Fig 5. Timer-expression dynamics in MDCK cells infected with low MOI.

MDCK cells were infected (MOI 0.001) with Timer-expressing IAV (A and B) or IBV (C and D) and, at the indicated times post-infection, monolayers were analyzed for Timer expression using FITC or Tx Red filters under a fluorescence microscope (A and C). Representative images and their merge are illustrated. Scale bar, 50 μm. The levels of green and red fluorescence were quantified at the same times post-infection using a fluorescent microplate reader (B and D). Data represent the means ± SDs of the results determined from triplicate wells.

Fig 6. Flow cytometric analysis of cells infected with Timer-expressing IAV.

A) Dual-fluorescence of Timer-infected cells: MDCK cells were either mock infected or infected (MOI 3) with GFP-, DsRed- or Timer-expressing IAV. At 24 hpi, infected cell suspensions were analyzed and quantified for fluorescence expression using flow cytometry.
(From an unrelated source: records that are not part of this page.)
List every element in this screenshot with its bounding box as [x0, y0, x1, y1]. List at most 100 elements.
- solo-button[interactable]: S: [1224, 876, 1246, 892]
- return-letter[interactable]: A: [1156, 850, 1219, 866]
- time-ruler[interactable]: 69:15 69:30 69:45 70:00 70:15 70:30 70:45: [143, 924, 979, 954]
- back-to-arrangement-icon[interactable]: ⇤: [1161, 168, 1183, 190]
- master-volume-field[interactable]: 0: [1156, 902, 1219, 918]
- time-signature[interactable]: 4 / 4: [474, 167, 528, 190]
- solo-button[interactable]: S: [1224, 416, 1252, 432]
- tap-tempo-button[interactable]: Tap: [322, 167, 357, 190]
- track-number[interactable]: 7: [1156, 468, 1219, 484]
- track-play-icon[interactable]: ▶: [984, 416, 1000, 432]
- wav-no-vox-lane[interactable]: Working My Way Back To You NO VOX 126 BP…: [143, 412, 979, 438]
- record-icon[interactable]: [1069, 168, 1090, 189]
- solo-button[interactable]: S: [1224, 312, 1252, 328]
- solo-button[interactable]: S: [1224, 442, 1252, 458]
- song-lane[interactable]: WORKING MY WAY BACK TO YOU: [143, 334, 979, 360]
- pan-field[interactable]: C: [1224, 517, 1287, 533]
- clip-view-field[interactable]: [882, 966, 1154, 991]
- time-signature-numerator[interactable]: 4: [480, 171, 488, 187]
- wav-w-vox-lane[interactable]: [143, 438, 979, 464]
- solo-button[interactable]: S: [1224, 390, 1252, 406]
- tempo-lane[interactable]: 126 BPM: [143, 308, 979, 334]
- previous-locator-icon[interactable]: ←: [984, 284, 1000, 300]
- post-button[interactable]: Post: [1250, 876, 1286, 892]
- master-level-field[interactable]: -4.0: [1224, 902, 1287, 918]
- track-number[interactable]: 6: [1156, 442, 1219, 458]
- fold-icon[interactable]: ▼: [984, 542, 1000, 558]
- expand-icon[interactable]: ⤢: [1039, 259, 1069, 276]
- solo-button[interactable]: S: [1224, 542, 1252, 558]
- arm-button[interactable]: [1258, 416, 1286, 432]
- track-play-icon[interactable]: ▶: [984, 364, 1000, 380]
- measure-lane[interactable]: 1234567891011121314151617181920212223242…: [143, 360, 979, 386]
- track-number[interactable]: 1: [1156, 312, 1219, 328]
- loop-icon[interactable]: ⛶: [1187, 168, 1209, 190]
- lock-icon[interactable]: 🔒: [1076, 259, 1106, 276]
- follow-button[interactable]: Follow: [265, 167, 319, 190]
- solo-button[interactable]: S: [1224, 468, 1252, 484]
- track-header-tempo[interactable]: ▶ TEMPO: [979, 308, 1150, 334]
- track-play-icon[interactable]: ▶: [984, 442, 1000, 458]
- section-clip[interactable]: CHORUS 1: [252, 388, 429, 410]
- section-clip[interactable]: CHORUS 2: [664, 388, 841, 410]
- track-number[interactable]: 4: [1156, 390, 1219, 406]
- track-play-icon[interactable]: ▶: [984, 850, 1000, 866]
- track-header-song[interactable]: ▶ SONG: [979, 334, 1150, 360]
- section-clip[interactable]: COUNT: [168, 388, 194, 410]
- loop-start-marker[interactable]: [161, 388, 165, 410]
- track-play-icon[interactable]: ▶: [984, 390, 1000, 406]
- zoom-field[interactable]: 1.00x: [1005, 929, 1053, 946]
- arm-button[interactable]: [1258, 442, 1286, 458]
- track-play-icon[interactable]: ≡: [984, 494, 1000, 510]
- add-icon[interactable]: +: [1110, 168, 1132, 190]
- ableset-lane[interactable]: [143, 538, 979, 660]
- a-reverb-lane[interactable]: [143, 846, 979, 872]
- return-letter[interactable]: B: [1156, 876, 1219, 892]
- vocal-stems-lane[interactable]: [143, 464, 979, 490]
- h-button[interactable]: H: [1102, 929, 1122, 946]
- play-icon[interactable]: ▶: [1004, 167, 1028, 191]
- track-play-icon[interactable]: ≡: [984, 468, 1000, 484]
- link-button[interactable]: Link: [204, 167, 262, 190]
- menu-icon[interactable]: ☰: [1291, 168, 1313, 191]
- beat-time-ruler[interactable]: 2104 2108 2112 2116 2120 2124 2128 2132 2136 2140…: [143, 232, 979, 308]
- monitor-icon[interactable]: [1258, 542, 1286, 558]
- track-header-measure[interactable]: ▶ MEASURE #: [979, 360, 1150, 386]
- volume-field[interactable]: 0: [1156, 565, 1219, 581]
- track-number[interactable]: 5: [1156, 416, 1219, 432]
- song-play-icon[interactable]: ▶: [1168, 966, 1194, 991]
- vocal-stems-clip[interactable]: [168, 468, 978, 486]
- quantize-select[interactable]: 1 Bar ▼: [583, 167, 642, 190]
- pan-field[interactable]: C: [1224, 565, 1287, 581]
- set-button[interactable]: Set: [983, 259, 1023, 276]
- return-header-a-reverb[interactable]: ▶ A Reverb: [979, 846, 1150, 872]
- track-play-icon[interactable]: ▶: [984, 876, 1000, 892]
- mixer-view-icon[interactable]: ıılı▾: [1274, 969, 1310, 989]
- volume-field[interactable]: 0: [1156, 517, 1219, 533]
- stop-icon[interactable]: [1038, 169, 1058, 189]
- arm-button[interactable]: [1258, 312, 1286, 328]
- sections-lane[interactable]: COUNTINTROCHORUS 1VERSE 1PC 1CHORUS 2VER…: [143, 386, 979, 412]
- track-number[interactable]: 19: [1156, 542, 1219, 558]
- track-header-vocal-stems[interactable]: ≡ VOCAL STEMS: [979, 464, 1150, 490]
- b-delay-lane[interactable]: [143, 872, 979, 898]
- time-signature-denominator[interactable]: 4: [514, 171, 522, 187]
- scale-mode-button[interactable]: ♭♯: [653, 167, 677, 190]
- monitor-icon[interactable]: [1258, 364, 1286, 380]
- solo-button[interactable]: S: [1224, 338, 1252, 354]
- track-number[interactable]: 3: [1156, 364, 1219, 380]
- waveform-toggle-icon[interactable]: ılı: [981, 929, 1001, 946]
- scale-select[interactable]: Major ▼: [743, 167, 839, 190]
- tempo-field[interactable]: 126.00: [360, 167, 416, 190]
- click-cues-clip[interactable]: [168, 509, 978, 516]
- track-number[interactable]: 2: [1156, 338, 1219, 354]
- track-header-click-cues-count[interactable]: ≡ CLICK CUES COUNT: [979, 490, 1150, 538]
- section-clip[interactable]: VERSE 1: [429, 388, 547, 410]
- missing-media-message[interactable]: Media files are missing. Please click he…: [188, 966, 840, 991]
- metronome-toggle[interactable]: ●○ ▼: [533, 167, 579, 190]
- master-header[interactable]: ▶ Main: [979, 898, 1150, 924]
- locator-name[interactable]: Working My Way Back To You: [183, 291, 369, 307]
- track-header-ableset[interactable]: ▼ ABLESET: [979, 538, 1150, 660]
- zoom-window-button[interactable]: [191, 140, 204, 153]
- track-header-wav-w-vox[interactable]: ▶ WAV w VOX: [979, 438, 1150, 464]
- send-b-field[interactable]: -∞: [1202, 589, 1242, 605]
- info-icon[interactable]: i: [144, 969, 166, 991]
B and C) Analysis of Timer expression from IAV-infected cells: MDCK cells were infected at high (3) (B) or low (0.001) (C) MOI and analyzed for fluorescence expression at the indicated times post-infection. Gates were set on mock-infected cells. Pie charts within plots indicate the percentage of each population GFP-/DsRed- (black), GFP+/DsRed- (green), GFP-/DsRed+ (red) and GFP+/DsRed+ (yellow).

Fig 7. Kinetics of IAV-Timer infection in mouse lungs.

Female 6-to-8-week-old C57BL/6 mice (n = 3) were inoculated intranasally with PBS or with 10⁵ PFU of IAV-Timer. At 24, 48, 72 and 96 hpi, mice lungs were excised to evaluate and quantify fluorescence (A and B) and production of infectious virus (C). A and B) Fluorescence imaging of infected lungs: Lungs from mock infected (PBS) and IAV-Timer-infected mice were harvested and analyzed by IVIS (A). Representative fluorescence images are shown. The radiant efficiency fold induction from individual mice using DsRed or GFP filters was normalized to mock infected mice. The average ratio of DsRed/GFP expression was determined at each time point (B). Columns represent mean +/- SD. Statistical significance was calculated using two-tailed Student’s t test. * indicates P values < 0.05. C) Viral lung titers. Lung homogenates were used to quantify presence of virus by immunofocus assay (FFU/ml). Bars represent the mean +/-SD. Dotted line denotes the limit of detection (200 FFU/ml).